Plav, la nuit. La Poli­ci­je gare une voiture à chaque extrémité de la rue prin­ci­pale, les familles sor­tent, les enfants jouent, les hommes s’attablent dans les bistrots de paris sportifs. Au loin, un minaret de vieux bois, un minaret couleur sucre puis la Ser­bie.  

Est 10

Plav, non loin de la fron­tière albanaise de Gus­in­je. Evola a oublié son passe­port à 120 kilo­mètres de notre bivouac, dans l’auberge où nous avons passé la nuit précédente.

Est 9

A l’entrée du tun­nel, le pan­neau jaune dit Tsra. Devant la voûte, j’arrête la voiture. Avance. Noir com­plet. Creusé dans le flanc de la mon­tagne, le tun­nel est bas et rond. J’avance encore : pas de lumière à l’autre bout. C’est pour­tant le point de départ des routes les plus fréquen­tées du pays, les routes1et 2 qui du bar­rage sur la Piwa mènent dans le Dur­mi­tor, un ensem­ble alpestre couron­né du som­met du Mon­téné­gro, le Zla Kola­ta. Le pre­mier tun­nel donne sur un sec­ond tun­nel, un troisième tun­nel et ain­si jusqu’à dix tun­nels, peut-être plus, ce qui per­met à la route de mon­ter en cré­mail­lère dans la paroi de la gorge. Au débouché, un plateau d’herbe rase semé de granges aux toits coniques, des chevaux naturels, des enc­los de bran­chage et der­rière les collines des pics noirs et bleus. Le bivouac instal­lé au fond d’une prairie (deux tentes mono­places, la voiture, son frigidaire), je pars courir au milieu des mou­tons et des vach­es. Au retour, les voisins tchèques allu­ment un feu, empoignent les gui­tares et les bouteilles. Toute la nuit, ils chantent. Le matin, je pré­pare mon vieux Vil­liger (30 ans que je roule ce vélo) et vais chercher der­rière les cols, le plateau et le défilé, le pre­mier tun­nel, celui qui com­porte le pan­neau Tsra. Je mange une barre de céréales, tourne le vélo, com­mence l’ascension. Trente-trois kilo­mètres de pente. Deux pas­sages à treize pour cent. Après Pisce, dans les derniers lacets, le ther­momètre mar­que trente-six degrés. Revenu au bivouac, je manque m’évanouir. Couche le vélo. Me couche. Cuits une casse­role de bouil­lon. Mieux. Mais nous avons fini les pro­vi­sions. Il reste de l’eau chaude dans le bidon. Je bois l’eau, puis finis le vin et j’attends. Par­ti escalad­er le som­met du Mon­téné­gro, Evola s’est per­du.

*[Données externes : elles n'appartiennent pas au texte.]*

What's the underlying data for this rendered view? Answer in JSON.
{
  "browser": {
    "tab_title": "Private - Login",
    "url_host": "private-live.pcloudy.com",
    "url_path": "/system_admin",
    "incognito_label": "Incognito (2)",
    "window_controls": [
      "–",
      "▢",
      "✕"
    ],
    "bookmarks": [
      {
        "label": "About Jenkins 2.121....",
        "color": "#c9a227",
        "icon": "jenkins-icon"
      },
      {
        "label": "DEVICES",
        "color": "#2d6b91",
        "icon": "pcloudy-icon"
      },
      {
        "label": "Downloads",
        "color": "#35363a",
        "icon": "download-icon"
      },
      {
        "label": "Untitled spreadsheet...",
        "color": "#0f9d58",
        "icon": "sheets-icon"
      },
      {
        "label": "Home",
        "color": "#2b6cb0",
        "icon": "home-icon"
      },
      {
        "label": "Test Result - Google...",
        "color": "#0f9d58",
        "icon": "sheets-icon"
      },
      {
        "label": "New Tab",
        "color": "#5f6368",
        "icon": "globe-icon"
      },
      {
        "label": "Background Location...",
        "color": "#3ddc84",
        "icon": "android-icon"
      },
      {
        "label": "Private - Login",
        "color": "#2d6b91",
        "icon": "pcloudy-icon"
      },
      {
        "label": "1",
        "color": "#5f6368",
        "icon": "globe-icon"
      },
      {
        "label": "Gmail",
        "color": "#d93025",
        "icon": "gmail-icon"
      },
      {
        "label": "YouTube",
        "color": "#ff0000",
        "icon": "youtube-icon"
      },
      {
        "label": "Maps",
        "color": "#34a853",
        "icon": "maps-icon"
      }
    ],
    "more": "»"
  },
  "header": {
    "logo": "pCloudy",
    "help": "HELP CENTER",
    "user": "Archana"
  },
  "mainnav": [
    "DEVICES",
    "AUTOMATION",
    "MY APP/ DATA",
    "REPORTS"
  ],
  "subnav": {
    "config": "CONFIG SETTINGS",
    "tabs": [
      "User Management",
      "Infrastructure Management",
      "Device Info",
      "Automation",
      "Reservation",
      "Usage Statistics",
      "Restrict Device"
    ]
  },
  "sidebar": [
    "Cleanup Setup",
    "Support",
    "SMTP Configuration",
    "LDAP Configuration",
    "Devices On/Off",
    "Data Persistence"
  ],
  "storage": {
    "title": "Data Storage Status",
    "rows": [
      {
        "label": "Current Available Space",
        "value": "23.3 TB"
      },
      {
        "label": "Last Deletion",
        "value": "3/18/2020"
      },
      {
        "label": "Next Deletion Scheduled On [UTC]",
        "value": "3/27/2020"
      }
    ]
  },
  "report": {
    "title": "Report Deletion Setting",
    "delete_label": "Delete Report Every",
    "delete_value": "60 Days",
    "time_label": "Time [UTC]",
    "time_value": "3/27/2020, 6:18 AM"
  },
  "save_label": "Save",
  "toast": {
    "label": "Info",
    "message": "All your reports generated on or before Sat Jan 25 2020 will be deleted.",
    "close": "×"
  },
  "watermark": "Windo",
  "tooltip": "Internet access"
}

Récupéré sur les bor­ds d’un lac par l’ancien cham­pi­on nation­al cycliste (un tour de France), il réap­pa­raît au cré­pus­cule érein­té et le ven­tre creux.

Est 8

 

Descente du cours bas de la riv­ière Tara à bord d’un raft. Rive gauche où nous avons mis à l’eau, le Mon­téné­gro, rive opposée la Bosnie. De part et d’autre la forêt prend sur des éboule­ments de roche, mêle ses racines à la pente, tire vers l’échancrure de la gorge. La cime est à cinq cents mètres. Les Polon­ais vont tête nue et debout, chantent et boivent et salu­ent ; nous dou­blons leur embar­ca­tion, pagayons selon les ordres de Vlad, glis­sons sur des rapi­des en cette sai­son tar­dive apaisés. Le long des rives, des instal­la­tions népalais­es et troglodytes, ter­rass­es sur pilo­tis, huttes de bran­chage, bars de bois flot­tés. L’eau est belle, les fonds nets. Nous nav­iguons au-dessus des blocs de gran­it, des troncs pétri­fiés, des galets géants. Entre les rapi­des, des bassins où nag­er. Les pieds devant, le courant vous entraîne. Sans le casque ni le gilet, le bon­heur serait plus grand, mais je ne suis pas Polon­ais, je me tiens sous l’autorité du bar­reur. Au bout d’une heure de pagaie, arrêt côté bosni­aque. Trois cuvettes creusées sur le pas­sage d’une source con­ti­en­nent bières et limon­ades. Nous buvons de la Niksicko avec des Berli­nois et un Espag­nol chevelu pro­fesseur d’université à Madrid. Survi­en­nent les Polon­ais. Tous ont sauté à l’eau : vu leur poids, les remon­ter à pris du temps (le bar­reur attrape les bretelles du gilet de sauve­tage et fait levi­er, mais au-delà des 80 kg, la manœu­vre est hasardeuse). Ruis­se­lants, agi­tant des bouteilles de vod­ka, ils filent vers le prochain rapi­de. L’excursion finit en début d’après-midi, là où la riv­ière change de nom, devient la Rina et entre en Bosnie.